The Prosecutor-General's Office said on February 12 that it had identified three individuals suspected in inciting the ethnic clashes on social networks. It is not clear if the suspects, whose identities were not disclosed, have been detained.

The office also said that more than 25 preliminary investigations into murders, assaulting police, organizing mass disorders, and hooliganism were launched.

The Zhambyl region's authorities said on February 12 that the state of emergency has not been lifted in the area where the clashes took place.

The Kazakh government has been positioning the country as an example of inter-ethnic civility for years, though local ethnic conflicts have been reported in the country since it gained independence following the Soviet Union's collapse in 1991.

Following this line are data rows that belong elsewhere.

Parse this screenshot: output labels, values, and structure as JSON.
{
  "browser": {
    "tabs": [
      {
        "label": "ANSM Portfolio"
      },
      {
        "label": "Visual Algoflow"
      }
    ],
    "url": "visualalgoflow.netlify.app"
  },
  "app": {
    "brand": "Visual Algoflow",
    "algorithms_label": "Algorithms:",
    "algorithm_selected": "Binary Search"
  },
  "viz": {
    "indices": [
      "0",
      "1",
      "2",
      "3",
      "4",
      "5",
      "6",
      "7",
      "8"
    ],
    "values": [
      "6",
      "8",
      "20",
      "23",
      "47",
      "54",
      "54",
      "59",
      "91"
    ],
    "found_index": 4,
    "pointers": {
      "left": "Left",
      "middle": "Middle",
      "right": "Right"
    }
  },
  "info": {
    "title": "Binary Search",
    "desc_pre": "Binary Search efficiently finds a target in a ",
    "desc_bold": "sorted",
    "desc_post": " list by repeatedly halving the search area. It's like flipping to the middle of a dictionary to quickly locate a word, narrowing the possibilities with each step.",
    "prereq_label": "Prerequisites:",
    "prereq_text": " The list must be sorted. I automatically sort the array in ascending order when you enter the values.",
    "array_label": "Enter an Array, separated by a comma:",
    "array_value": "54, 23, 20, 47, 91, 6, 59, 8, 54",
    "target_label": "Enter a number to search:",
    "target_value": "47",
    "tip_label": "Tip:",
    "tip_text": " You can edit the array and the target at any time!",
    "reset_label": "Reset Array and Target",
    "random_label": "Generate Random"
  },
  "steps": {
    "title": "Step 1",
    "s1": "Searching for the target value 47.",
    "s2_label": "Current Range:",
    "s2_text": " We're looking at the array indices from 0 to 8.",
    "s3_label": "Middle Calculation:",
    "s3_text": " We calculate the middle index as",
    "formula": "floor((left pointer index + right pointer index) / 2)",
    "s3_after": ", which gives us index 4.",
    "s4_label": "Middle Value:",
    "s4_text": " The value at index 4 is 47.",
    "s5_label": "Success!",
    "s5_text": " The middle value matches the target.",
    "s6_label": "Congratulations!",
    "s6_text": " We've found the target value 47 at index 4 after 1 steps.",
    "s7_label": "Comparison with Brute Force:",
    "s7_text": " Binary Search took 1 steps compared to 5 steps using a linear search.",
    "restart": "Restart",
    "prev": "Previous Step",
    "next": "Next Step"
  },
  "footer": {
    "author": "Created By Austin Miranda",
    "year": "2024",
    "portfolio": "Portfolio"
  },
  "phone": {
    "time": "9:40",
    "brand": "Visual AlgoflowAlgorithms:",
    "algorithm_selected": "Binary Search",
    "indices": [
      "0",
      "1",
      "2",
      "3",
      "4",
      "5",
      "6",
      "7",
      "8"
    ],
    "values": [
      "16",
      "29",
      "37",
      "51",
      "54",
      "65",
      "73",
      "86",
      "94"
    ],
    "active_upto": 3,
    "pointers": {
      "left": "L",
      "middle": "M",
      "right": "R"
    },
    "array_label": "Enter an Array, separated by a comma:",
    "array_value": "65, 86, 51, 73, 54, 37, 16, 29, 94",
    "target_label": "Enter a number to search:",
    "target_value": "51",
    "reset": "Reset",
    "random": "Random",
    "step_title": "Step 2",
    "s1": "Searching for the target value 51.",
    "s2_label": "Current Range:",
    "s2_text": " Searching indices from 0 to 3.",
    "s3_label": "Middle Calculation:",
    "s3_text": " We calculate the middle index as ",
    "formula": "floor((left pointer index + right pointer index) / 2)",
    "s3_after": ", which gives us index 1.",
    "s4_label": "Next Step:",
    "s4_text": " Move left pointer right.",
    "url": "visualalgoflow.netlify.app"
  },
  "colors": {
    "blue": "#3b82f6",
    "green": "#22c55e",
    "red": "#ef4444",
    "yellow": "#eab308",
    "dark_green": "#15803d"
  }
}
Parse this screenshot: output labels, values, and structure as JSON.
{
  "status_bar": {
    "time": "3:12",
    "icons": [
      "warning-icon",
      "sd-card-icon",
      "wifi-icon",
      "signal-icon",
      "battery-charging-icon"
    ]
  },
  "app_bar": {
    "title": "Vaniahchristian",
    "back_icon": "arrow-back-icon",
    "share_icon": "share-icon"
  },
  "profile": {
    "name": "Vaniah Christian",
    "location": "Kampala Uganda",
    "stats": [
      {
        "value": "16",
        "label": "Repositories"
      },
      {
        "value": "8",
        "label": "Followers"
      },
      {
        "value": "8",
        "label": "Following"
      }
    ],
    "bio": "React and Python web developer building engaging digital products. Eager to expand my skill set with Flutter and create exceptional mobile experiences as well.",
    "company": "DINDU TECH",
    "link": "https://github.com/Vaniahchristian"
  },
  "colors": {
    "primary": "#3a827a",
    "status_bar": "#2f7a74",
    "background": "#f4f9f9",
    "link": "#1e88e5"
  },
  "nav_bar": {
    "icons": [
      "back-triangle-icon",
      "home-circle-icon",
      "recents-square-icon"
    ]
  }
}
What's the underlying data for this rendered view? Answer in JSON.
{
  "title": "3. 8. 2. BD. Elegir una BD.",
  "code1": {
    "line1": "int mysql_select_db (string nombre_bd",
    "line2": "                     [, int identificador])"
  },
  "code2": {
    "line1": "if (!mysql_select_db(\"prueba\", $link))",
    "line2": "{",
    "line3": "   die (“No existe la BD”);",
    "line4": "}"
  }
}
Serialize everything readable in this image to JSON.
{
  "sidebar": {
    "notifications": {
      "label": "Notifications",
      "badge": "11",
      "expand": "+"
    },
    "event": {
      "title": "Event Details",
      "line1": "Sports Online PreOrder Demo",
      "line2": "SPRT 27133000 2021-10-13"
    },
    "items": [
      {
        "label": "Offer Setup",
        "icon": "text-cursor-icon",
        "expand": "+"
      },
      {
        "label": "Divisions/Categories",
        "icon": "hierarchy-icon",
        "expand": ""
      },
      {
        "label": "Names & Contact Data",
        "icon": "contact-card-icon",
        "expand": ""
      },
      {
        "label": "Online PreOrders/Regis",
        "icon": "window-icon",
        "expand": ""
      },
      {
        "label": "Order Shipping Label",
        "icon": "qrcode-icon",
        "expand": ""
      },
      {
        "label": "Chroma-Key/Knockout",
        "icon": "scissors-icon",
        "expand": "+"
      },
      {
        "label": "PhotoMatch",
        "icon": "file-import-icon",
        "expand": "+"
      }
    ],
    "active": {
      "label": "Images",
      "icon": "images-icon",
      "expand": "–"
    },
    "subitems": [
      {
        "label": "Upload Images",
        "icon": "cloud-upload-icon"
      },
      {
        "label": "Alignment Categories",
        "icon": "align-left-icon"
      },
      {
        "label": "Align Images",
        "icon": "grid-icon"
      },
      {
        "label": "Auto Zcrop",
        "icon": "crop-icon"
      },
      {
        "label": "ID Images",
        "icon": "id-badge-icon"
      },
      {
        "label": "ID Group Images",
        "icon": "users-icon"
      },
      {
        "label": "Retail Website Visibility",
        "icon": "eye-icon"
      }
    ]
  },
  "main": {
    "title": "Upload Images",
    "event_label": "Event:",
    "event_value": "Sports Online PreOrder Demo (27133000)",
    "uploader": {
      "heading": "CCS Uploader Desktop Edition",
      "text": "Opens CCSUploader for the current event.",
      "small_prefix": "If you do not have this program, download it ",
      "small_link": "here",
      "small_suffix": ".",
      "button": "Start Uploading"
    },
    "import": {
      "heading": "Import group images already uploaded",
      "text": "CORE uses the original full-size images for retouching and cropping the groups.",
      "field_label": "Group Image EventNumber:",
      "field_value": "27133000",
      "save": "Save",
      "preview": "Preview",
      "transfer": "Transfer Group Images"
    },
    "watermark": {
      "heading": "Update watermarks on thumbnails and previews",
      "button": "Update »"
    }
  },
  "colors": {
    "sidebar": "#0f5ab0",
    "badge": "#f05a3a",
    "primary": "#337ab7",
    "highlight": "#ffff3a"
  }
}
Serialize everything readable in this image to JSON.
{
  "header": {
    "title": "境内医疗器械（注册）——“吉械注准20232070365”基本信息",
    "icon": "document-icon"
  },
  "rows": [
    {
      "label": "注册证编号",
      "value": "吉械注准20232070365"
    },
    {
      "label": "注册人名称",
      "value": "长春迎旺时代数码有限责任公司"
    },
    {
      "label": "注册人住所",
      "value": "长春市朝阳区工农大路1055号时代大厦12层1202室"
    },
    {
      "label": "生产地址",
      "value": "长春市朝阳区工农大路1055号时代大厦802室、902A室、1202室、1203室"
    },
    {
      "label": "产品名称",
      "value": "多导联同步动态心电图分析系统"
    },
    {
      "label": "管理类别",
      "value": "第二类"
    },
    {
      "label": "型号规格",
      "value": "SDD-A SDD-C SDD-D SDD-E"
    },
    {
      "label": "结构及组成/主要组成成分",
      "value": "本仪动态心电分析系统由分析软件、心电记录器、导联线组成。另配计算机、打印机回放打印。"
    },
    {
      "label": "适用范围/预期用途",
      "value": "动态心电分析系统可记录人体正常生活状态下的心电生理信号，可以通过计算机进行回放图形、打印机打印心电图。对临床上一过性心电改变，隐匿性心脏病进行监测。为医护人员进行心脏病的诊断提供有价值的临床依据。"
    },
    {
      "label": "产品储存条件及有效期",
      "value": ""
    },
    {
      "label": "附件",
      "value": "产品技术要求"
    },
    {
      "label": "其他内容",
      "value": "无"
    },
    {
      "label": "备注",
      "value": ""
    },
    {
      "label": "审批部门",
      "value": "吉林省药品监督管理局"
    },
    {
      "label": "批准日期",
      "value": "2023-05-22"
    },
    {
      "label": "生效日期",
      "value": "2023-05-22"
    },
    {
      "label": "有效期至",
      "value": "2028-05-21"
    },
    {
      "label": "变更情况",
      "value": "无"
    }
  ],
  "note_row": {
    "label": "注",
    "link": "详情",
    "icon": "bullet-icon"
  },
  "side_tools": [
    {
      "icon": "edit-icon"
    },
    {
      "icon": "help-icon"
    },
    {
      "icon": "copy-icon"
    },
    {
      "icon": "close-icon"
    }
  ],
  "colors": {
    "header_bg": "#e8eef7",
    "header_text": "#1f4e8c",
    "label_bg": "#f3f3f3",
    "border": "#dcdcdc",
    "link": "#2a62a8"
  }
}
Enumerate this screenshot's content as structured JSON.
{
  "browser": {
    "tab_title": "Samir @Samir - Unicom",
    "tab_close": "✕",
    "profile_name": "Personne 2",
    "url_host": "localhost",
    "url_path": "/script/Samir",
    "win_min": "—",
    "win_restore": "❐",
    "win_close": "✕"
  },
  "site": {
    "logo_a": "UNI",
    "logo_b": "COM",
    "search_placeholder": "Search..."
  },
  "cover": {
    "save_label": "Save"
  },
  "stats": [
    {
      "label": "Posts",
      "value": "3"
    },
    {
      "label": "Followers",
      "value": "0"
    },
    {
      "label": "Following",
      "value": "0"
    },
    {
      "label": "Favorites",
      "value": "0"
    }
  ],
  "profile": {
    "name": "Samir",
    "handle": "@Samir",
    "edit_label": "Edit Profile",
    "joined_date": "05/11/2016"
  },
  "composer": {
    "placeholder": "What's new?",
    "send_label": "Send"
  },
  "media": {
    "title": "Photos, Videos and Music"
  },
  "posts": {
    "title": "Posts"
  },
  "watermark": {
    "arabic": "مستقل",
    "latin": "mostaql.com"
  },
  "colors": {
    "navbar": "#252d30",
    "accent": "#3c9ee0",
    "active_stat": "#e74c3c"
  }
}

However, it is the first ethnic clash of such scale in Kazakhstan that involves ethnic Dungans.

Dungans, also known as Hui, are Sunni Muslims who speak a dialect of Mandarin with many words and phrases borrowed from Arabic, Persian, and Turkic. Their ancestors came to Central Asia, which then was part of the Russian empire, in the late-19th century after the Chinese government’s violent crackdown of the Dungan Revolt of 1862-1877.

The number of Dungans living in the former Soviet Union is about 120,000, most of whom reside in Kyrgyzstan's northern region of Chui and the neighboring Kazakh region of Zhambyl.